Вместо ответа Янина притянула ее к себе и усадила на колени.
— Юлианка, — глухо сказала она.
— Что? — весело отозвалась девочка.
— Слушай меня, Юлианка; я буду говорить с тобой о вещах серьезных и грустных…
Девочка сразу стала серьезной, и даже в полумраке можно было различить ее блестящие внимательные глаза, устремленные на бледное лицо женщины.
— Я буду говорить с тобой о твоей матери, — прошептала Янина.
— О моей матери? — изумленно переспросила Юлианка.
Янина продолжала глухим, сдавленным голосом:
— Твоя мать бесконечно несчастна. Она не злая… Нет, нет! Есть у нее и сердце и совесть, как у других женщин… Но раз в жизни она совершила грех… и на плечи ее свалилась такая огромная тяжесть, что не хватило сил нести ее… Помни, Юлианка, мать твоя не злая, не бесчувственная, она только бесконечно несчастная и очень слабая… Помни об этом и никогда… не питай ненависти к матери, не осуждай ее! Пожалей ее… и если люди будут ее осуждать, отвечай: «Она хотела сделать, как можно лучше… но не могла… не хватило сил!»

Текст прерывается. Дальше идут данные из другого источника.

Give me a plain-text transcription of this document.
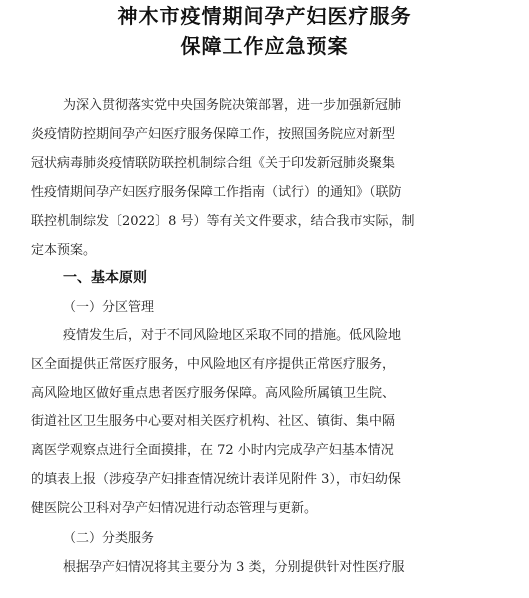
神木市疫情期间孕产妇医疗服务
保障工作应急预案
为深入贯彻落实党中央国务院决策部署，进一步加强新冠肺
炎疫情防控期间孕产妇医疗服务保障工作，按照国务院应对新型
冠状病毒肺炎疫情联防联控机制综合组《关于印发新冠肺炎聚集
性疫情期间孕产妇医疗服务保障工作指南（试行）的通知》（联防
联控机制综发〔2022〕8 号）等有关文件要求，结合我市实际，制
定本预案。
一、基本原则
（一）分区管理
疫情发生后，对于不同风险地区采取不同的措施。低风险地
区全面提供正常医疗服务，中风险地区有序提供正常医疗服务，
高风险地区做好重点患者医疗服务保障。高风险所属镇卫生院、
街道社区卫生服务中心要对相关医疗机构、社区、镇街、集中隔
离医学观察点进行全面摸排，在 72 小时内完成孕产妇基本情况
的填表上报（涉疫孕产妇排查情况统计表详见附件 3），市妇幼保
健医院公卫科对孕产妇情况进行动态管理与更新。
（二）分类服务
根据孕产妇情况将其主要分为 3 类，分别提供针对性医疗服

Юлианка слушала, хоть не все ей было понятно. Но этот шепот, прерывавшийся вздохами, всколыхнул ее душу. После минутного молчания, во время которого слышно было только тяжелое дыхание женщины, детский голос спросил:
— А где моя мать?
Послышалось короткое, быстро подавленное рыдание, и женщина медленно и тихо заговорила:
— Твоя мать живет в стране вечного мрака… там не блещет ни единый луч надежды, а если и горит еще где-нибудь огонь любви, то только для того, чтобы терзать, но не радовать… Страна эта темнее самой непроглядной ночи… и люди чаще всего бегут из нее в могилу… но у твоей матери не хватило на это сил… к тому же она думала, что если уйдет в могилу, то уже навсегда расстанется с тобой… И она осталась жить, и вместе с ней живут боль, и стыд, и страх, и горе…

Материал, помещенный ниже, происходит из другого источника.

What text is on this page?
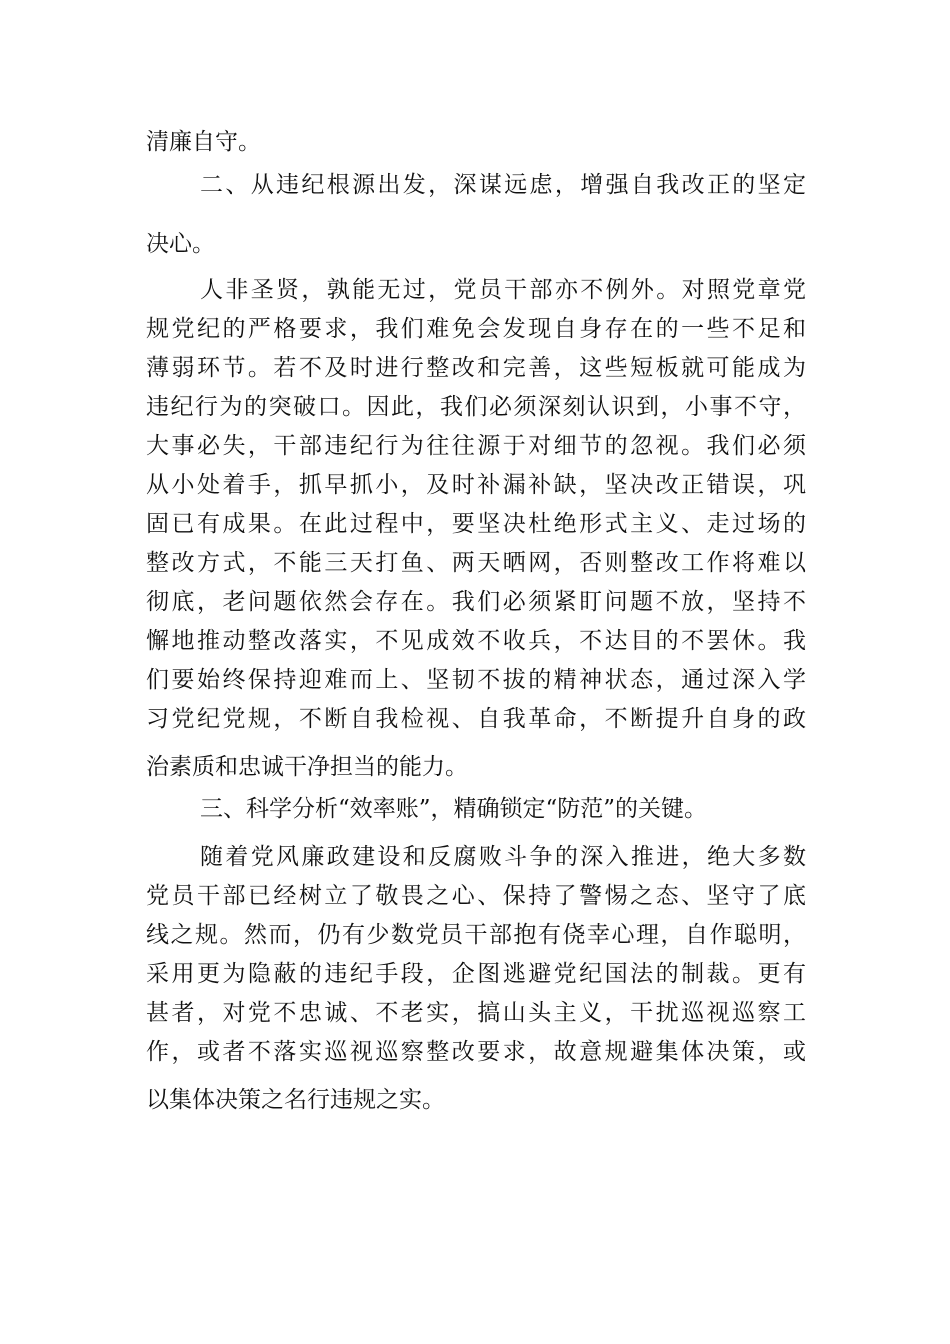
清廉自守。
二、从违纪根源出发，深谋远虑，增强自我改正的坚定
决心。
人非圣贤，孰能无过，党员干部亦不例外。对照党章党
规党纪的严格要求，我们难免会发现自身存在的一些不足和
薄弱环节。若不及时进行整改和完善，这些短板就可能成为
违纪行为的突破口。因此，我们必须深刻认识到，小事不守，
大事必失，干部违纪行为往往源于对细节的忽视。我们必须
从小处着手，抓早抓小，及时补漏补缺，坚决改正错误，巩
固已有成果。在此过程中，要坚决杜绝形式主义、走过场的
整改方式，不能三天打鱼、两天晒网，否则整改工作将难以
彻底，老问题依然会存在。我们必须紧盯问题不放，坚持不
懈地推动整改落实，不见成效不收兵，不达目的不罢休。我
们要始终保持迎难而上、坚韧不拔的精神状态，通过深入学
习党纪党规，不断自我检视、自我革命，不断提升自身的政
治素质和忠诚干净担当的能力。
三、科学分析“效率账”，精确锁定“防范”的关键。
随着党风廉政建设和反腐败斗争的深入推进，绝大多数
党员干部已经树立了敬畏之心、保持了警惕之态、坚守了底
线之规。然而，仍有少数党员干部抱有侥幸心理，自作聪明，
采用更为隐蔽的违纪手段，企图逃避党纪国法的制裁。更有
甚者，对党不忠诚、不老实，搞山头主义，干扰巡视巡察工
作，或者不落实巡视巡察整改要求，故意规避集体决策，或
以集体决策之名行违规之实。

Юлианка чуть не заплакала.
— Но почему?.. — спросила она. — Почему моя мама ушла в эту страшную темную страну?
Помолчав, Янина со странным, почти безумным смешком ответила:
— Потому что очень любила.
И снова настало молчание.
— Панна Янина, — спросила девочка, — а где мой отец?
Янина опустила голову.
— Боже великий! — проговорила она в отчаянии. Потом кротко, с проникновенной нежностью сказала: — Да простит ему бог! Прости ему! — и она прижалась щекой к Юлианке. — А главное — прости матери! Помни, что я тебе не раз говорила: будь вежлива, добра с людьми, никогда не бери чужого… Помни, что если ты сделаешь что-нибудь дурное, — у матери твоей еще сильней заболит сердце, а в той стране, где она живет, станет еще темнее… А теперь, — добавила она, — пойдем… помолимся вместе.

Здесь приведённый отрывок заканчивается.